The lesson of now
I woke up on Tuesday in “back to work” energy. It felt jittery and jumpy. Certainly not energy from my highest self, but instead belonging to parts of me that are plugged in to clients, calendars, commitments, capitalism. All the c’s.
It was early, still, and dark outside as my husband and I took our dogs for their morning walk. As I approached the end of my narrow street, a truck with its headlights on full glare lurched around the corner and I panicked, losing my footing and stumbling on the uneven pavement. My ankle twisted out of shape, sending spikes of pain shooting up my leg.
I felt the urge to carry on walking, to press on with my plans to go to yoga class and “hit the ground running” on my to do list, but my ankle lodged an immediate and painful protest. I could keep pressing against my instincts, or I could tend to the injury, at the same time allowing myself to go slow, as I promised I would this first week of the year, but had already forgotten in the flurry of “let’s go 2023” social media posts.

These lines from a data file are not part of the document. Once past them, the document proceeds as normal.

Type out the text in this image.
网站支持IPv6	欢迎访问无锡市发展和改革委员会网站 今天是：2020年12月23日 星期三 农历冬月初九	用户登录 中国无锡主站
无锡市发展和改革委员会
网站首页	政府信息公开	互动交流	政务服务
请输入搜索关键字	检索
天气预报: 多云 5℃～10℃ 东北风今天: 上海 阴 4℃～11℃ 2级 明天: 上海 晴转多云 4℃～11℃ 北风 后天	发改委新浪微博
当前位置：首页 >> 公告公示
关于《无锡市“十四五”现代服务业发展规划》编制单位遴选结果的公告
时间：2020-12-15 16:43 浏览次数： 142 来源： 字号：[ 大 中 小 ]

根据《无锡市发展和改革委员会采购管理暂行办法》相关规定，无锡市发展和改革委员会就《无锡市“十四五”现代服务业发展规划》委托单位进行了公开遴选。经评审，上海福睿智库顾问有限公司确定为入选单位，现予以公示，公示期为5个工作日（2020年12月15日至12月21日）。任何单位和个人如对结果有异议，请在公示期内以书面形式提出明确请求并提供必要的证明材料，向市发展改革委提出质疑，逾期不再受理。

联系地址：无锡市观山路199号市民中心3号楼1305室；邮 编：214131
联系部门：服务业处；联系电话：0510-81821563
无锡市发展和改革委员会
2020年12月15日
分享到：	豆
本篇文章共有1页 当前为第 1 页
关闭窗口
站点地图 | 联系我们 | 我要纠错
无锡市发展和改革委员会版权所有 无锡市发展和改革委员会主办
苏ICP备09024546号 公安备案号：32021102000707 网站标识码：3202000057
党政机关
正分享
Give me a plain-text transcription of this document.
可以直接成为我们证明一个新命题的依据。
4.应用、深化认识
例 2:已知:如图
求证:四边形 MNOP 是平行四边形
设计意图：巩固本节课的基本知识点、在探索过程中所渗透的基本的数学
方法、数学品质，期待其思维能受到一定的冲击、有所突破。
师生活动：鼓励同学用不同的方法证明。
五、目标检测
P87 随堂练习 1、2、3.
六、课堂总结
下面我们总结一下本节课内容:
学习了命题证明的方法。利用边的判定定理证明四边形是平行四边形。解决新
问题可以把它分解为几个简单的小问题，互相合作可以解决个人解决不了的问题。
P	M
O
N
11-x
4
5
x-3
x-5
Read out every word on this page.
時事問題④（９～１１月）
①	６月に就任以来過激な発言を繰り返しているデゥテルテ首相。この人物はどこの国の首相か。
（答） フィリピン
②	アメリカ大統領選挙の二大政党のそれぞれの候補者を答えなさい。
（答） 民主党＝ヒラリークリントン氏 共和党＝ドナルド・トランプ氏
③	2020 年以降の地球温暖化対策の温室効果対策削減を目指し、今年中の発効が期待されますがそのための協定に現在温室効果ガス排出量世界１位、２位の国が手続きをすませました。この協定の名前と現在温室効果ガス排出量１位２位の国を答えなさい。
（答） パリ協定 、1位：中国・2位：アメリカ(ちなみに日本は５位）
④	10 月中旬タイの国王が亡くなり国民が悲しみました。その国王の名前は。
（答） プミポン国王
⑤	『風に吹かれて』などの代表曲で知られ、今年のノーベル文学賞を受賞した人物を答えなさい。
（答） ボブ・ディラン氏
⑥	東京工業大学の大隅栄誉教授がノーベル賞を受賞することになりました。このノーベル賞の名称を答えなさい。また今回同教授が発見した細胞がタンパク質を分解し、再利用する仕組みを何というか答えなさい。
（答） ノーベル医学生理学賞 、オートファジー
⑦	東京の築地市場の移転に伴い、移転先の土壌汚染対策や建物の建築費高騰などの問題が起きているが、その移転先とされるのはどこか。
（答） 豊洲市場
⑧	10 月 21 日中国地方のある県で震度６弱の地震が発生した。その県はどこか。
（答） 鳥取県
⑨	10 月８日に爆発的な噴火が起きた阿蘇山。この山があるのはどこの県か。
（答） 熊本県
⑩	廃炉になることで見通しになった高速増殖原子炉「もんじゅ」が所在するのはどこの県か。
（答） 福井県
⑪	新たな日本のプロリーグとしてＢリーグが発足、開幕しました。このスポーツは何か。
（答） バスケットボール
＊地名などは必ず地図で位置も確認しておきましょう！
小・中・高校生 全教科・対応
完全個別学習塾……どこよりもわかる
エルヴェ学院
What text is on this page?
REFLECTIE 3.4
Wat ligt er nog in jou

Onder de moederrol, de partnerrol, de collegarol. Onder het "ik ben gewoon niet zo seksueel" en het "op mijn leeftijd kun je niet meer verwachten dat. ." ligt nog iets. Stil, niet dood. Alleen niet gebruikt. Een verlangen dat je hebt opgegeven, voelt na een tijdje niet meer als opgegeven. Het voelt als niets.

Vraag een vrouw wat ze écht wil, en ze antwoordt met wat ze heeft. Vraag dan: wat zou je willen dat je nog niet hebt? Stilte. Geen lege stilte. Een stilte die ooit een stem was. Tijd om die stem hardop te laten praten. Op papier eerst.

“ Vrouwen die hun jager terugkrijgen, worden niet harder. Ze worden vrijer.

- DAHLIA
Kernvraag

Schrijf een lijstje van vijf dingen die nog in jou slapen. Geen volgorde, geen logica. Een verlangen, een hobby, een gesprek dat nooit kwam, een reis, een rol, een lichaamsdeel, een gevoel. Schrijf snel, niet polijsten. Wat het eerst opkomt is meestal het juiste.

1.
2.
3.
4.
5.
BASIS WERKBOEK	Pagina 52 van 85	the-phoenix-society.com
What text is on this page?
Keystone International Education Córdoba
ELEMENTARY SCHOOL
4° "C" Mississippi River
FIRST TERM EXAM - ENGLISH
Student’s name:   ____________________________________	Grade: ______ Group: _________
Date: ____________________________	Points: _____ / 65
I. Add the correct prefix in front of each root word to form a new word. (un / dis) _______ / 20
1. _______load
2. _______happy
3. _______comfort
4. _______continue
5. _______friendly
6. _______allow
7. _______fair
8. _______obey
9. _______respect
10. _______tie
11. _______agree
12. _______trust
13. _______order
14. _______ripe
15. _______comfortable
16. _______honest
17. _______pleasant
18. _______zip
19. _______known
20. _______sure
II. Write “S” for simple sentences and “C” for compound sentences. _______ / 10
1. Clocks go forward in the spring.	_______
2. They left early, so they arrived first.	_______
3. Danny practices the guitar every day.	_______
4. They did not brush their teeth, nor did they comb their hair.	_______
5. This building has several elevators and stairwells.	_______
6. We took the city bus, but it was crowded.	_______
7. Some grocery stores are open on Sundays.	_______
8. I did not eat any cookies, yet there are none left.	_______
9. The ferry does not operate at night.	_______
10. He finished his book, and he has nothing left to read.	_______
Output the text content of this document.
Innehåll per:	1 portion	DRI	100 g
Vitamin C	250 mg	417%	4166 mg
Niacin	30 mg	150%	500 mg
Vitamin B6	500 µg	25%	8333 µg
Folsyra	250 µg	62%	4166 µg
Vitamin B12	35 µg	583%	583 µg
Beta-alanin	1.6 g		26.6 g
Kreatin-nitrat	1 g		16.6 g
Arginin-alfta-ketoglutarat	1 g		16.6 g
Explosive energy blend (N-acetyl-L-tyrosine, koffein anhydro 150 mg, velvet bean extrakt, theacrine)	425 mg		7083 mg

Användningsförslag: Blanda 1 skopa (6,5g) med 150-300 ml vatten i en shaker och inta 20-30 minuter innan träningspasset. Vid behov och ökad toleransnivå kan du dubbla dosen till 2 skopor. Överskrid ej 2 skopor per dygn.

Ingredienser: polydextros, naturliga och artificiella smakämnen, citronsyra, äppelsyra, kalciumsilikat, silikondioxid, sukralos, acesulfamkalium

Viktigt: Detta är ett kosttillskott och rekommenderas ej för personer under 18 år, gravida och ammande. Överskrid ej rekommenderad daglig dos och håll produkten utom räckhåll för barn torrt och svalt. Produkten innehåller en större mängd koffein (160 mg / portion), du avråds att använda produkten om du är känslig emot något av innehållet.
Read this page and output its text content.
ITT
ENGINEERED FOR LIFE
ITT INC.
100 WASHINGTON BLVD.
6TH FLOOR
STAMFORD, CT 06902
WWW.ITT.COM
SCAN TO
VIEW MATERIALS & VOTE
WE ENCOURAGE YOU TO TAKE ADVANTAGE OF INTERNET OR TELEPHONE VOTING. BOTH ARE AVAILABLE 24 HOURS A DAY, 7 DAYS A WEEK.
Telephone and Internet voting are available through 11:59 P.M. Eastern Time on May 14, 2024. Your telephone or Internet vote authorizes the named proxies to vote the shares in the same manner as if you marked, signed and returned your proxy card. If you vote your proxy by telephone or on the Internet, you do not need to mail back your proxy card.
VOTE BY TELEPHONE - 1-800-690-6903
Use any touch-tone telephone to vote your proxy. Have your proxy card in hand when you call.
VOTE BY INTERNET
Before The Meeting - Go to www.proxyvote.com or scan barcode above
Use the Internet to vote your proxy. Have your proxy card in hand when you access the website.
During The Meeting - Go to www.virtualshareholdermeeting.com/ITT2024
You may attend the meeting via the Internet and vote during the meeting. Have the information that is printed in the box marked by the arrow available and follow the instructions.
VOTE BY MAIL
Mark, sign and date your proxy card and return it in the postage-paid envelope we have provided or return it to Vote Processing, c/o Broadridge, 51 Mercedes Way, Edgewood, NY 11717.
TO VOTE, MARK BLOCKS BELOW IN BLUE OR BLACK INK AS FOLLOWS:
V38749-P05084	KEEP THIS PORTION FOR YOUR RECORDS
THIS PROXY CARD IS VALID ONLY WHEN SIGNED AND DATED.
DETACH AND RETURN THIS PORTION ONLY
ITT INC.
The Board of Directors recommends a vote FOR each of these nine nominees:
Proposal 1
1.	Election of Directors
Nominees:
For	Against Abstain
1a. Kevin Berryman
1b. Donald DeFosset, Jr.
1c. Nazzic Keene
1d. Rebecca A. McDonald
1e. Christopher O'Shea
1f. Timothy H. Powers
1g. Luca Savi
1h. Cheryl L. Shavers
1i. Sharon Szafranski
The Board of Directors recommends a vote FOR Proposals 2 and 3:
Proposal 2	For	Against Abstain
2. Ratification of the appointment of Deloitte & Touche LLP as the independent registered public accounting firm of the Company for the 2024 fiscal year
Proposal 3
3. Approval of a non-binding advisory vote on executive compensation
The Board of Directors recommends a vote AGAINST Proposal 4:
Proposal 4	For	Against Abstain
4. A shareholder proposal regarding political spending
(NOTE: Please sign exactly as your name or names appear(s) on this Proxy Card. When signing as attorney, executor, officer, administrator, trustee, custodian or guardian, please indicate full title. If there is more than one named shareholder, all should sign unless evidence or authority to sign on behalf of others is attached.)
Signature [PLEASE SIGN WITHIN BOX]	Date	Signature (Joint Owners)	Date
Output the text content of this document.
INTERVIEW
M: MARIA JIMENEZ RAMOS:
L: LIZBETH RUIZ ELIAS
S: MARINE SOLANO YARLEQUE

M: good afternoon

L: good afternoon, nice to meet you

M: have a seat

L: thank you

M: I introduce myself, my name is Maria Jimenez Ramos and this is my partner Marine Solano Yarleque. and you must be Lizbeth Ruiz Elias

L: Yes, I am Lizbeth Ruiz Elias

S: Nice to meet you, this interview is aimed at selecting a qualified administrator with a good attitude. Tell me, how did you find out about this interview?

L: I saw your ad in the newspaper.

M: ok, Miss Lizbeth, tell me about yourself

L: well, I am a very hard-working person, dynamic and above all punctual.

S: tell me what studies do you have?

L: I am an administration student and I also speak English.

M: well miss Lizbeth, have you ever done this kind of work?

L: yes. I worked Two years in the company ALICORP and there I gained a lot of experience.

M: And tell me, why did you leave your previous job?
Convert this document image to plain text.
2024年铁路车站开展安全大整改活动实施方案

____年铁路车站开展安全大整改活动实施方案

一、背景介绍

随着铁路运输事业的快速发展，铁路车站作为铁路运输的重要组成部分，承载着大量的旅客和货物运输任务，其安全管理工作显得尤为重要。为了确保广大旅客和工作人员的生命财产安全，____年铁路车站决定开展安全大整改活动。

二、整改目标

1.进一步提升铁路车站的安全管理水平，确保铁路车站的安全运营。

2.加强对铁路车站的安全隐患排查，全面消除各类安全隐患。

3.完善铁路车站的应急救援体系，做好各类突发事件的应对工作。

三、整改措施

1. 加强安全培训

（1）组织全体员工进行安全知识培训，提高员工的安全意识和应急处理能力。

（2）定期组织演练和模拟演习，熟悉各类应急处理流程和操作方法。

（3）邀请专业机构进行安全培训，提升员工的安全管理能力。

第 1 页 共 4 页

In nature’s calendar, this is a week in winter. Nature has no idea that our calendar says it’s the week of setting resolutions and bouncing off to the gym and creating inspirational “word of the year” reels. If it did know this, nature would certainly laugh at us. And perhaps this rolled ankle was her way of laughing at me, or at least giving me permission to stay in stillness and contemplation a little longer.